Urheberrechte sind ausgelaufen
Lupe
70 Jahre lang konnte Bayern sämtliche Nachdrucke verbieten.
Warum diese Edition? Klar war, dass die Urheberrechte an "Mein Kampf" zum 31. Dezember 2015 auslaufen würden. 70 Jahre lang war Bayern Rechteinhaber. Die US-Regierung hatte dem Freistaat nach Ende des Zweiten Weltkriegs die Urheberrechte an Hitlers Hetzschrift übertragen. Bayern konnte somit 70 Jahre lang sämtliche Nachdrucke verbieten.
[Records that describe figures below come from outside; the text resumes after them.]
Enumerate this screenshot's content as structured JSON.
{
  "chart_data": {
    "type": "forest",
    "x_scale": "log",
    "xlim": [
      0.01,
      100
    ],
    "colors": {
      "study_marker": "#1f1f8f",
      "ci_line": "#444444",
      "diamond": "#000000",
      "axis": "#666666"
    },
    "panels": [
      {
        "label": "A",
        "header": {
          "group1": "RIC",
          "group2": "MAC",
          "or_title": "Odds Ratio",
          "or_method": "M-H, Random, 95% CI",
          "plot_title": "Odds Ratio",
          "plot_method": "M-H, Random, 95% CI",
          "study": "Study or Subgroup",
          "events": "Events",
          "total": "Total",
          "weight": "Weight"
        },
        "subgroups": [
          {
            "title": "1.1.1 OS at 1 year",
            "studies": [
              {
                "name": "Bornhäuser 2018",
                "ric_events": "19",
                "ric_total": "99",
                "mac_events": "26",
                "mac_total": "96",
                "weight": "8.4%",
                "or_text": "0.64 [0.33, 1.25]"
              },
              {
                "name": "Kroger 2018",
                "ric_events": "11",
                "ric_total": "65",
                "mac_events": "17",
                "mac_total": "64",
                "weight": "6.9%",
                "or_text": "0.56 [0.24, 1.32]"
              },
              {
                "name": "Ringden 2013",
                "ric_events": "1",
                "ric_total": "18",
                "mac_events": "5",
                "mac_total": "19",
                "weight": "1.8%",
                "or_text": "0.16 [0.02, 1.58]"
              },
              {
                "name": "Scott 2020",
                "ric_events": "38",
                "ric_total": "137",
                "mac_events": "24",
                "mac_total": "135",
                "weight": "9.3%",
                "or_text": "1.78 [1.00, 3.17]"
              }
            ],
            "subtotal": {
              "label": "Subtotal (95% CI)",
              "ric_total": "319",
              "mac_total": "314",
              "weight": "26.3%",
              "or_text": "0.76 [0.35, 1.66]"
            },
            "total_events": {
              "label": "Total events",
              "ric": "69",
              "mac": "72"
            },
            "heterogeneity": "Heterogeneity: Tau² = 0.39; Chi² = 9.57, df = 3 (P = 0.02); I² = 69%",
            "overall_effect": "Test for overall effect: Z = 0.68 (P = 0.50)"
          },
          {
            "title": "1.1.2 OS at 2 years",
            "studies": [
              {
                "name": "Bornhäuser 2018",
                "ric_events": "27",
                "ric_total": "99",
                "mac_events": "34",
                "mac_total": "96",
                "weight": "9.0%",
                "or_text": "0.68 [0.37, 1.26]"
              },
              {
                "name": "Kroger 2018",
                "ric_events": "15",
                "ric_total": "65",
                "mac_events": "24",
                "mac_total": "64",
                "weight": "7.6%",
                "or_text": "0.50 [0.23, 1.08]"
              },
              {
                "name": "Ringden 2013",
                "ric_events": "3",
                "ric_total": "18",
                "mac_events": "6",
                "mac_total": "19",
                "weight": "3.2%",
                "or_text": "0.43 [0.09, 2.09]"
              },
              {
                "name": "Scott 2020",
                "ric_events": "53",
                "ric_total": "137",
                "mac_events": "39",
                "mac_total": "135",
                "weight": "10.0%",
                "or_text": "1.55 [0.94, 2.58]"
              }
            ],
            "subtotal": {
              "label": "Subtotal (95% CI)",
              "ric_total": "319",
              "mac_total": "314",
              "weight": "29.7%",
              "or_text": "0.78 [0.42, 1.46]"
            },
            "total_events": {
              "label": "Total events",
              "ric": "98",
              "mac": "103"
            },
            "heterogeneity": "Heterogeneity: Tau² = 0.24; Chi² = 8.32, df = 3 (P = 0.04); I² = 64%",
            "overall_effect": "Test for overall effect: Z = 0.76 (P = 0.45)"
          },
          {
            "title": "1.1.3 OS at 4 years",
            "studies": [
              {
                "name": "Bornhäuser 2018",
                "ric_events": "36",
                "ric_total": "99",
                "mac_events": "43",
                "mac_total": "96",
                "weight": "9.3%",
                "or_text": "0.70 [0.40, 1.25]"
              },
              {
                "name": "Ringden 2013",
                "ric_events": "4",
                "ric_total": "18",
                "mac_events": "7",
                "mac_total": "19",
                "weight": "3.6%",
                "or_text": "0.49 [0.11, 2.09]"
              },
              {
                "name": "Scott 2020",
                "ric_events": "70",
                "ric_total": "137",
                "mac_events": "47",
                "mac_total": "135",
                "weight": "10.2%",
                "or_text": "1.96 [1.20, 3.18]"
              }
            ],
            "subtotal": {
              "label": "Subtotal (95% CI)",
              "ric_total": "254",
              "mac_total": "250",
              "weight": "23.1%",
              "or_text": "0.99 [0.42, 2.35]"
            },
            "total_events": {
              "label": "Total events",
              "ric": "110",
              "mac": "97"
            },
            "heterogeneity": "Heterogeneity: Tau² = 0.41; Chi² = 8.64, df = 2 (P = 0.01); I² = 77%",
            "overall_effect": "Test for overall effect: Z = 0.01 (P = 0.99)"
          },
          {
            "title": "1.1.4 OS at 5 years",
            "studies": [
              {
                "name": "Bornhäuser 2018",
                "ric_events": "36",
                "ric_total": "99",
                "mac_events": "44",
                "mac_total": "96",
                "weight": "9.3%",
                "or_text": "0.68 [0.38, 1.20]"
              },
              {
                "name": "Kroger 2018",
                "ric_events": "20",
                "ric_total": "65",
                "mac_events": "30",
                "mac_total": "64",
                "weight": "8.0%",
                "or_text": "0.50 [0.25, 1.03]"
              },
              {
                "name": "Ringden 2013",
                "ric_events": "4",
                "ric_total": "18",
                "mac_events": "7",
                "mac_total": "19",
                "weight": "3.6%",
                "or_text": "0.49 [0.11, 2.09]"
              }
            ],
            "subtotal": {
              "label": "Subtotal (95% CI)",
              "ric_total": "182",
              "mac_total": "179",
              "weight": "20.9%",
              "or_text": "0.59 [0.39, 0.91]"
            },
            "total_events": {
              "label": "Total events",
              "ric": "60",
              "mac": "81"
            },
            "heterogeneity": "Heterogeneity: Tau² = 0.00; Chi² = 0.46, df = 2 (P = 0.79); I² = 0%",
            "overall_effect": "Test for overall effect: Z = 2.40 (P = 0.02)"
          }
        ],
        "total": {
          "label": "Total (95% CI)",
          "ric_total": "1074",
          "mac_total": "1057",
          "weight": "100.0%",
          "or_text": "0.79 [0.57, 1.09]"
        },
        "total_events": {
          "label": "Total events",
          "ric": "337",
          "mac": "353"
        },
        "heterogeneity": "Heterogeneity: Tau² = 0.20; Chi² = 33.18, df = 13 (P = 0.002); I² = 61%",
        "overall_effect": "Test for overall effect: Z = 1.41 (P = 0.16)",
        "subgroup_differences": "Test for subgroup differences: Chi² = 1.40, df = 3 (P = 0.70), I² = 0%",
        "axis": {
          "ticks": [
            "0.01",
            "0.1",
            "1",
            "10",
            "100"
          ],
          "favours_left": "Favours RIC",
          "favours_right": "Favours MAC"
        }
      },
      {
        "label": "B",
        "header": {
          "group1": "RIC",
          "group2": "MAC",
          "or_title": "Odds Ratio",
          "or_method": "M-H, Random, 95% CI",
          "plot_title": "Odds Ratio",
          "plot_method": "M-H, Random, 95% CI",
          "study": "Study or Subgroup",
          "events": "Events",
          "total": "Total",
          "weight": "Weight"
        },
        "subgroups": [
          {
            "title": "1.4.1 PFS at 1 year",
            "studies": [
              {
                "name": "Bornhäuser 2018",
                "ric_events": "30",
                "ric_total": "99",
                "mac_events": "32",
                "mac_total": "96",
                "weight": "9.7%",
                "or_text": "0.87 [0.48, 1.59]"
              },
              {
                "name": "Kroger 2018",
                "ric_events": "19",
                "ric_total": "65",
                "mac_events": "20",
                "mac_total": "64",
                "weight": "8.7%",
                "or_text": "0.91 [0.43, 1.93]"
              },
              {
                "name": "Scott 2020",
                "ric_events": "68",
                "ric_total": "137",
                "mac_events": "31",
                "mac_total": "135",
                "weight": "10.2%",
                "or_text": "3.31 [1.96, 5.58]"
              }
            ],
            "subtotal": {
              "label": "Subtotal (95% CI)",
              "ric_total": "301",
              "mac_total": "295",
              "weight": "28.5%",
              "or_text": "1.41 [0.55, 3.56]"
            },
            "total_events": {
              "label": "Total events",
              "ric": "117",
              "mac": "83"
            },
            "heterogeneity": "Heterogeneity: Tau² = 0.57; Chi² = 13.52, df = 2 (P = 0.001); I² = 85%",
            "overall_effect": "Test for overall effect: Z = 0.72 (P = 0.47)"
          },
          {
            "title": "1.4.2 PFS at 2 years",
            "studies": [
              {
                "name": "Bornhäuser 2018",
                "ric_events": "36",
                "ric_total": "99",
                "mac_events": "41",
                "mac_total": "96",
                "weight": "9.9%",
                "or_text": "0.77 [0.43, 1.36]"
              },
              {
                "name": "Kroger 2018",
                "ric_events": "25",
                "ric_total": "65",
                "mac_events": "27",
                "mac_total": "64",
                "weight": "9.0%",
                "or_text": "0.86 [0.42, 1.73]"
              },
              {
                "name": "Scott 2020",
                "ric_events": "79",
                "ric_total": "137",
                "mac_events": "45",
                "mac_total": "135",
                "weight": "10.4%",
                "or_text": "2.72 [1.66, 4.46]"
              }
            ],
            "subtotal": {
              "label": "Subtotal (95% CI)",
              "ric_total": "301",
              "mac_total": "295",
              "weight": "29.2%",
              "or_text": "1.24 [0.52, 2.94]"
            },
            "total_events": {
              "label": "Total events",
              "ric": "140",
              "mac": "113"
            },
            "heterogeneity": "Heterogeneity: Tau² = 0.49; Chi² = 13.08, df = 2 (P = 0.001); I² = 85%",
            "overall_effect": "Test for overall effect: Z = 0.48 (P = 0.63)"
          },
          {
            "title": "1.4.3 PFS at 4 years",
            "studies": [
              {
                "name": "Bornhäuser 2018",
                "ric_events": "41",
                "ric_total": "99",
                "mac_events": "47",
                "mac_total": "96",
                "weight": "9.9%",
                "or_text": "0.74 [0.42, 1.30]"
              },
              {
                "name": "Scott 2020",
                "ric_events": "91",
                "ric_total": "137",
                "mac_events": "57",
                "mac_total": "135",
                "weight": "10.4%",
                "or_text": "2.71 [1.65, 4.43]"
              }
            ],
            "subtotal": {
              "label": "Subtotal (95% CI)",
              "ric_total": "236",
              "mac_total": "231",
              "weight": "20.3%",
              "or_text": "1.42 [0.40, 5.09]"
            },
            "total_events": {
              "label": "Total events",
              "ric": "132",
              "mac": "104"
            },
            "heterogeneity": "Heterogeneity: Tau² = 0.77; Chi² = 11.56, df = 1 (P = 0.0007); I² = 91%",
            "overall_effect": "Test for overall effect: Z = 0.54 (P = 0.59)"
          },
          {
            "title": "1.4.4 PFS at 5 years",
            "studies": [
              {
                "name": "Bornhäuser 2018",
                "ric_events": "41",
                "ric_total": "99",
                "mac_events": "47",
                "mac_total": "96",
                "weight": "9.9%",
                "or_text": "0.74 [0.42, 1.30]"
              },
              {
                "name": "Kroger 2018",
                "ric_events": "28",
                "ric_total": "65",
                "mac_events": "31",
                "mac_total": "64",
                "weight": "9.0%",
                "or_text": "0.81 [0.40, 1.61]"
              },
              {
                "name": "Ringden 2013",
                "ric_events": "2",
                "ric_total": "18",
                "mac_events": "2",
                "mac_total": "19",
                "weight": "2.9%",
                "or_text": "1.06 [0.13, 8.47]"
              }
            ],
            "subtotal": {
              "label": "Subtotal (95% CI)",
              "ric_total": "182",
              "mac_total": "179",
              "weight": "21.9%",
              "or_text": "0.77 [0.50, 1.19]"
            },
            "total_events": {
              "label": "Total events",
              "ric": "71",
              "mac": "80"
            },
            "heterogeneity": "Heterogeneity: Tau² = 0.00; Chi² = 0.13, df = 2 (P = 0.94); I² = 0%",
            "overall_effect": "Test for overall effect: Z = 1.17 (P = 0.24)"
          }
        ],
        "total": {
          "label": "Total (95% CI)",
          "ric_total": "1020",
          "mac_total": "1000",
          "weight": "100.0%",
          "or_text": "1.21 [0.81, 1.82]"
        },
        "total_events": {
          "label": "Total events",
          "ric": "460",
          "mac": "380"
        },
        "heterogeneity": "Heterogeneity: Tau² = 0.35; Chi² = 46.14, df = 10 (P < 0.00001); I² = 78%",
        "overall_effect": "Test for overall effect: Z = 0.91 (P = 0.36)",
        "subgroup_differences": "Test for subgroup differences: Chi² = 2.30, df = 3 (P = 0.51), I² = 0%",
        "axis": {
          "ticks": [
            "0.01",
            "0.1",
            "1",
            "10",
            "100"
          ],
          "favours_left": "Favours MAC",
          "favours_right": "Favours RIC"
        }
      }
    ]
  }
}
Das Institut für Zeitgeschichte in München nahm sich vor, unmittelbar nach Ablauf der Frist, also zum Jahresbeginn 2016, eine wissenschaftlich kommentierte Gesamtausgabe vorzulegen. Die fast 2000 Seiten starke kritische Edition sei als eine "Gegenrede zu Hitlers Schrift" zu verstehen, sagte der Leiter des Editionsprojekts am Institut für Zeitgeschichte, Christian Hartmann, am 8. Januar in München.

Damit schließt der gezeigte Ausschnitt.